There were a few mentions in the Guardian, Independenet and Daily Mirror
Yet on the same day, Business Secretary Vince Cable issues another edict to demand that equality goes out of the window and that companies must put more women on boards, no matter if they are not the best people for the job. Discrimination against men if they are the better candidates does not count - gender is everything. Aided and abetted by organisations such as the Cranfield School of Management, an organisation that is happy to do the government's bidding for some free publicity.
If Cable, Cranfield and the government really believed in equality, they would be raising the concerns about the lack of boys going to university as much as the board issue. But because the university issue is about boys they are not interested.
Surely the Cranfield School of Management should be concerned about the lack of numbers of boys going to into management and the professions at a a graduate age. They are not - again - because they dance to the government's tune but are also blinkered by political correctness not to be bothered.
Posted by Skimmignton
Ps - here is a great post from Groan earlier on this week:
http://www.guardian.co.uk/education/2013/apr/10/tuition-fee-rise-poorer-boys
This is an interesting report. Once again showing males losing out in education. I can’t find the reference but there was some research done early in the life of student loans here in the UK . One basic point was that young men took more seriously the weight of the debt. Because they expected to be solely responsible for repayment in future.

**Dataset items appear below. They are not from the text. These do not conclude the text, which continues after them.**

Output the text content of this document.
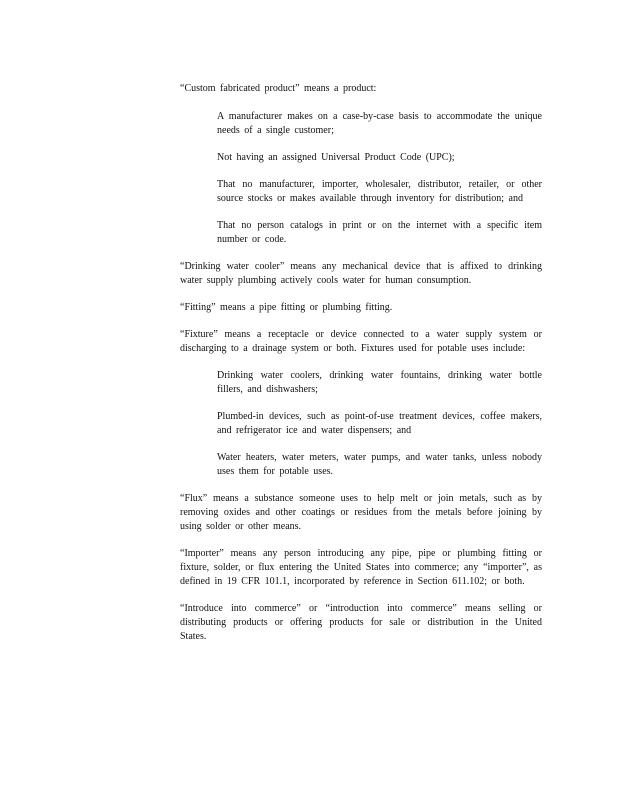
“Custom fabricated product” means a product:

A manufacturer makes on a case-by-case basis to accommodate the unique needs of a single customer;

Not having an assigned Universal Product Code (UPC);

That no manufacturer, importer, wholesaler, distributor, retailer, or other source stocks or makes available through inventory for distribution; and

That no person catalogs in print or on the internet with a specific item number or code.

“Drinking water cooler” means any mechanical device that is affixed to drinking water supply plumbing actively cools water for human consumption.

“Fitting” means a pipe fitting or plumbing fitting.

“Fixture” means a receptacle or device connected to a water supply system or discharging to a drainage system or both. Fixtures used for potable uses include:

Drinking water coolers, drinking water fountains, drinking water bottle fillers, and dishwashers;

Plumbed-in devices, such as point-of-use treatment devices, coffee makers, and refrigerator ice and water dispensers; and

Water heaters, water meters, water pumps, and water tanks, unless nobody uses them for potable uses.

“Flux” means a substance someone uses to help melt or join metals, such as by removing oxides and other coatings or residues from the metals before joining by using solder or other means.

“Importer” means any person introducing any pipe, pipe or plumbing fitting or fixture, solder, or flux entering the United States into commerce; any “importer”, as defined in 19 CFR 101.1, incorporated by reference in Section 611.102; or both.

“Introduce into commerce” or “introduction into commerce” means selling or distributing products or offering products for sale or distribution in the United States.
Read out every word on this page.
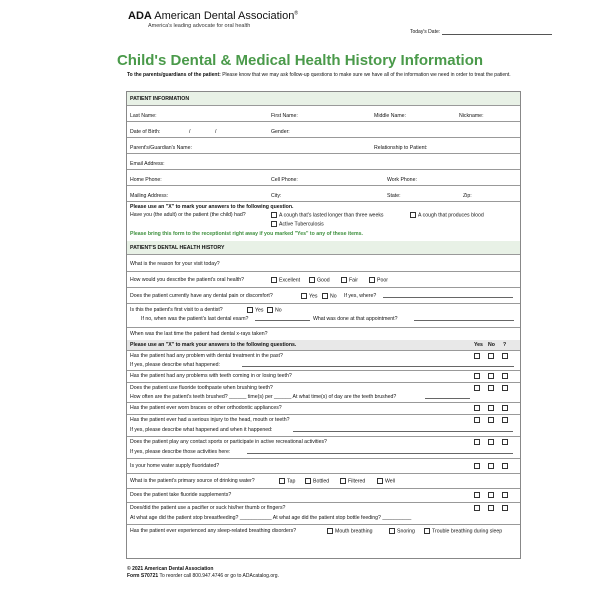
ADA American Dental Association®
America's leading advocate for oral health
Today's Date:
Child's Dental & Medical Health History Information
To the parents/guardians of the patient: Please know that we may ask follow-up questions to make sure we have all of the information we need in order to treat the patient.
PATIENT INFORMATION
Last Name:	First Name:	Middle Name:	Nickname:
Date of Birth:	/	/	Gender:
Parent's/Guardian's Name:	Relationship to Patient:
Email Address:
Home Phone:	Cell Phone:	Work Phone:
Mailing Address:	City:	State:	Zip:
Please use an "X" to mark your answers to the following question.
Have you (the adult) or the patient (the child) had?	A cough that's lasted longer than three weeks	A cough that produces blood
Active Tuberculosis
Please bring this form to the receptionist right away if you marked "Yes" to any of these items.
PATIENT'S DENTAL HEALTH HISTORY
What is the reason for your visit today?
How would you describe the patient's oral health?	Excellent	Good	Fair	Poor
Does the patient currently have any dental pain or discomfort?	Yes	No If yes, where?
Is this the patient's first visit to a dentist?	Yes	No
If no, when was the patient's last dental exam?	What was done at that appointment?
When was the last time the patient had dental x-rays taken?
Please use an "X" to mark your answers to the following questions.	Yes No ?
Has the patient had any problem with dental treatment in the past?
If yes, please describe what happened:
Has the patient had any problems with teeth coming in or losing teeth?
Does the patient use fluoride toothpaste when brushing teeth?
How often are the patient's teeth brushed? ______ time(s) per ______ At what time(s) of day are the teeth brushed?
Has the patient ever worn braces or other orthodontic appliances?
Has the patient ever had a serious injury to the head, mouth or teeth?
If yes, please describe what happened and when it happened:
Does the patient play any contact sports or participate in active recreational activities?
If yes, please describe those activities here:
Is your home water supply fluoridated?
What is the patient's primary source of drinking water?	Tap	Bottled	Filtered	Well
Does the patient take fluoride supplements?
Does/did the patient use a pacifier or suck his/her thumb or fingers?
At what age did the patient stop breastfeeding? ___________ At what age did the patient stop bottle feeding? __________
Has the patient ever experienced any sleep-related breathing disorders?	Mouth breathing	Snoring	Trouble breathing during sleep
© 2021 American Dental Association
Form S70721 To reorder call 800.947.4746 or go to ADAcatalog.org.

Whereas females expected more help from family and future partners in paying for the loans. In
other words the females generally expected to be able to share their responsibilities either presently or in the future. This is of course a likely scenario and a realistic expectation generally in a society still organised generally on a “one and a half” pay contribution to couple’s finances.
This reminded me then of the much more extensive debates and research in the USA. There it is quite clear a number of gendered issues assist female access to HE and FE.
1. Greater financial support for females from families.
2. More likely to have financial support and gifts from partners (cars being common).
3. Deliberate behaviour to partner with “successful” males able to support them. There is extensive
research on US universities as a site for females seeking good prospects for
partnership and marriage.
4. Expectations of future earnings of husbands and their responsibility for funding their
wive’s debts.
I suspect the more extensive research in the US reflects their more open discussion of money.